Google Research

Dynamic Zoom-in Network for Fast Object Detection in Large Images

  • Mingfei Gao
  • Ruichi Yu
  • Ang Li
  • Vlad I. Morariu
  • Larry S. Davis
IEEE Conference on Computer Vision and Pattern Recognition (CVPR) 2018


We introduce a generic framework that reduces the computational cost of object detection while retaining accuracy for scenarios where objects with varied sizes appear in high resolution images. Detection progresses in a coarse-to-fine manner, first on a down-sampled version of the image and then on a sequence of higher resolution regions identified as likely to improve the detection accuracy.
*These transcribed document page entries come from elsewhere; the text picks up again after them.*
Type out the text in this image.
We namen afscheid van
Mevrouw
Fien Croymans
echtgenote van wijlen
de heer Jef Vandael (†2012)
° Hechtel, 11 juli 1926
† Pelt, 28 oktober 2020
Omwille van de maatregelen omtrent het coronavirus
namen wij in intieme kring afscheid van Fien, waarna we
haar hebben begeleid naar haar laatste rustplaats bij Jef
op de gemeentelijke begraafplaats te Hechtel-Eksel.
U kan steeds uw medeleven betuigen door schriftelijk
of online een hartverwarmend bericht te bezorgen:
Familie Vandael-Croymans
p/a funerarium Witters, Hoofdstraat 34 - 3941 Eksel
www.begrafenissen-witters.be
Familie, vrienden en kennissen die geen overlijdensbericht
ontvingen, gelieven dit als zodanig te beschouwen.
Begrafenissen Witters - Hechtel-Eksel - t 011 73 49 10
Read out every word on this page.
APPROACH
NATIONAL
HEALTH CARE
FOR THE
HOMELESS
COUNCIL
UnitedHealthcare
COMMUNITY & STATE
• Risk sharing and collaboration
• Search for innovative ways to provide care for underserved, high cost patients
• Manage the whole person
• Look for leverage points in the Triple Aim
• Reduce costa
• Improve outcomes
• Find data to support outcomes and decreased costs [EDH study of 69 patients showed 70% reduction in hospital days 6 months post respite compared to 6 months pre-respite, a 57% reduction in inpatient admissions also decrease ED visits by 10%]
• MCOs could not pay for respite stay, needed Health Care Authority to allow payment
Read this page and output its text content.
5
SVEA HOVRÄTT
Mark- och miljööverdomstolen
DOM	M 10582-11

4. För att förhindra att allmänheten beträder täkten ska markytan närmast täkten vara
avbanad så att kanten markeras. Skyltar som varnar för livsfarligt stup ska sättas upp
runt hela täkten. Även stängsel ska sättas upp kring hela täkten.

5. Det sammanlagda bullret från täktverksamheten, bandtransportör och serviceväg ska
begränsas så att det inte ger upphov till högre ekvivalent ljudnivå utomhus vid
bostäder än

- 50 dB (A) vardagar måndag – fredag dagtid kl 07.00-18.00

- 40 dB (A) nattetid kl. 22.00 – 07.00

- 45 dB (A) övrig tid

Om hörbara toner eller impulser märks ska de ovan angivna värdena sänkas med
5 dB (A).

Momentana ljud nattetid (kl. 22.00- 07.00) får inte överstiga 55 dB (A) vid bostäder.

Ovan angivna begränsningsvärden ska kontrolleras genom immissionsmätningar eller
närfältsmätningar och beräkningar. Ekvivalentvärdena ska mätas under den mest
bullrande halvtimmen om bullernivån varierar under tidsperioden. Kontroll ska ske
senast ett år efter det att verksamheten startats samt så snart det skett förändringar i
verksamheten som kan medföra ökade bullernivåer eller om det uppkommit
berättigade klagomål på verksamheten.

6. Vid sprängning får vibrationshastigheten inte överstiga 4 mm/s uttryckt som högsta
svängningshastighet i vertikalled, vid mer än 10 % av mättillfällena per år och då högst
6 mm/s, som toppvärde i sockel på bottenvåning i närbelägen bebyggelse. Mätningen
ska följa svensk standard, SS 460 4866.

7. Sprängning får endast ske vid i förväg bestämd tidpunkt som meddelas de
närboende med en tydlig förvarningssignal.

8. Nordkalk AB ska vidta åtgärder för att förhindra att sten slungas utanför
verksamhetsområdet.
Built upon reinforcement learning, our approach consists of a model (R-net) that uses coarse detection results to predict the potential accuracy gain for analyzing a region at a higher resolution and another model (Q-net) that sequentially selects regions to zoom in. Experiments on the Caltech Pedestrians dataset show that our approach reduces the number of processed pixels by over $50\%$ without a drop in detection accuracy. The merits of our approach become more significant on a high resolution test set collected from YFCC100M dataset where our approach maintains high detection performance while reducing the number of processed pixels by about $70\%$ and the detection time by over $50\%$.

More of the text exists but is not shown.